Conformational preferences of the 2-methylproline residue and its role in stabilizing β-turn and polyproline II structures of peptides

Abstract

Conformational preferences of the 2-methylproline (2-MePro) residue and its role in stabilizing β-turn and polyproline II (PII) structures of peptides have been studied using density functional methods in the gas phase and in water. The population of the C7 H-bonded structures of Ac-2-MePro-NHMe is calculated to be dominant in the gas phase, whereas they become significantly depopulated and the populations of polyproline and α-helical structures increase in water. Due to the increased stability of the up-puckered PII structure, the populations of its PII and PI structures are more increased by 10.9% and decreased by 12.2% than Ac-Pro-NHMe in water, respectively. There is a large decrease in the cis population by 20.6% for the prolyl peptide bond by replacing Pro with 2-MePro in water, which is consistent with 13C NMR experiments. For Ac-Ala-2-MePro-NHMe, the conformer with a βI-turn is found to be the most preferred conformer with the population of 25.2% in water, whereas the open conformers are dominantly populated for Ac-Ala-Pro-NHMe.
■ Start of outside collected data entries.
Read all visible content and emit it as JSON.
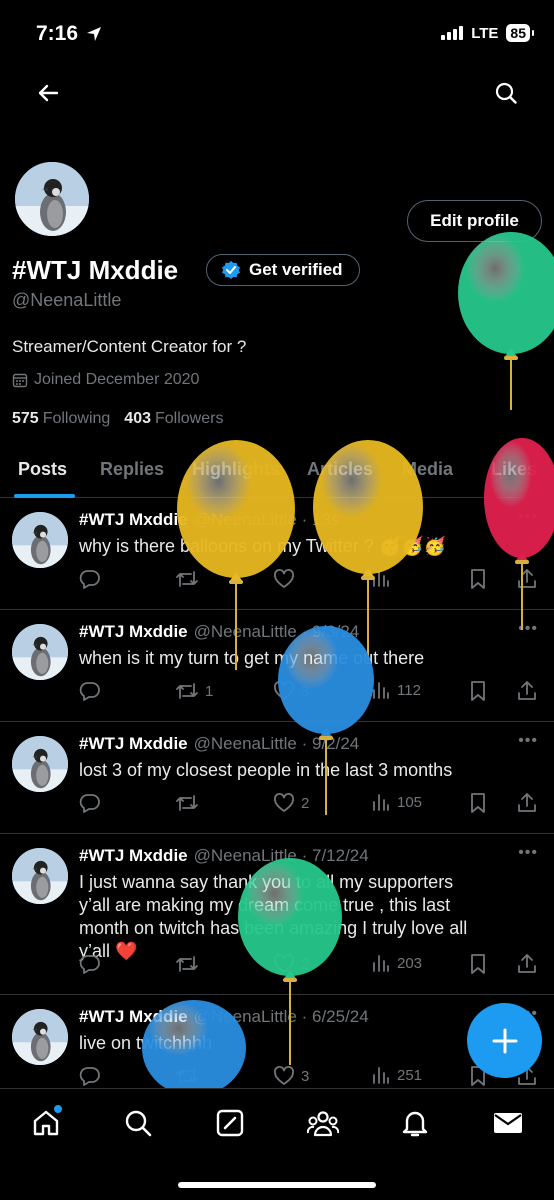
{
  "status_bar": {
    "time": "7:16",
    "network": "LTE",
    "battery": "85"
  },
  "header": {
    "back_icon": "arrow-left-icon",
    "search_icon": "search-icon"
  },
  "profile": {
    "display_name": "#WTJ Mxddie",
    "verify_label": "Get verified",
    "edit_label": "Edit profile",
    "handle": "@NeenaLittle",
    "bio": "Streamer/Content Creator for ?",
    "joined": "Joined December 2020",
    "following_count": "575",
    "following_label": "Following",
    "followers_count": "403",
    "followers_label": "Followers"
  },
  "tabs": [
    {
      "label": "Posts",
      "active": true
    },
    {
      "label": "Replies",
      "active": false
    },
    {
      "label": "Highlights",
      "active": false
    },
    {
      "label": "Articles",
      "active": false
    },
    {
      "label": "Media",
      "active": false
    },
    {
      "label": "Likes",
      "active": false
    }
  ],
  "tweets": [
    {
      "name": "#WTJ Mxddie",
      "meta": "@NeenaLittle · 13s",
      "text": "why is there balloons on my Twitter ? 🥳🥳🥳",
      "retweets": "",
      "likes": "",
      "views": ""
    },
    {
      "name": "#WTJ Mxddie",
      "meta": "@NeenaLittle · 9/3/24",
      "text": "when is it my turn to get my name out there",
      "retweets": "1",
      "likes": "3",
      "views": "112"
    },
    {
      "name": "#WTJ Mxddie",
      "meta": "@NeenaLittle · 9/2/24",
      "text": "lost 3 of my closest people in the last 3 months",
      "retweets": "",
      "likes": "2",
      "views": "105"
    },
    {
      "name": "#WTJ Mxddie",
      "meta": "@NeenaLittle · 7/12/24",
      "text": "I just wanna say thank you to all my supporters y’all are making my dream come true , this last month on twitch has been amazing I truly love all y’all ❤️",
      "retweets": "",
      "likes": "2",
      "views": "203"
    },
    {
      "name": "#WTJ Mxddie",
      "meta": "@NeenaLittle · 6/25/24",
      "text": "live on twitchhhh",
      "retweets": "",
      "likes": "3",
      "views": "251"
    }
  ],
  "more_glyph": "•••",
  "fab_icon": "plus-icon",
  "bottom_nav": [
    "home-icon",
    "search-icon",
    "grok-icon",
    "communities-icon",
    "notifications-icon",
    "messages-icon"
  ],
  "colors": {
    "accent": "#1d9bf0",
    "background": "#000000",
    "muted": "#71767b",
    "border": "#2f3336"
  },
  "balloon_colors": [
    "#26c88b",
    "#e8b820",
    "#e8b820",
    "#e0204d",
    "#2a8ee0",
    "#26c88b",
    "#2a8ee0"
  ]
}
This is consistent with experimental results that the Ala-Pro sequence of the antigen mimotope associated with autoimmune recurrent thrombosis has been known to adopt a stable βI-turn structure with the replacement of Pro by 2-MePro in water. With the replacement of a single Pro by 2-MePro in the middle of the sequences of the polyproline model peptide Ac-(Pro)5-NMe2 and the single-strand model peptide of collagen Ac-(Hyp-Gly-Pro)2-NMe2, the relative stabilities of the PII structures are enhanced by 8.11 and 3.91 kcal mol−1, respectively, although there are only small changes in backbone torsion angles of both PII and PI structures. It can be deduced that the single strands of (Hyp-Gly-2-MePro)n with the stable PII structure might provide more stability to their triple helix.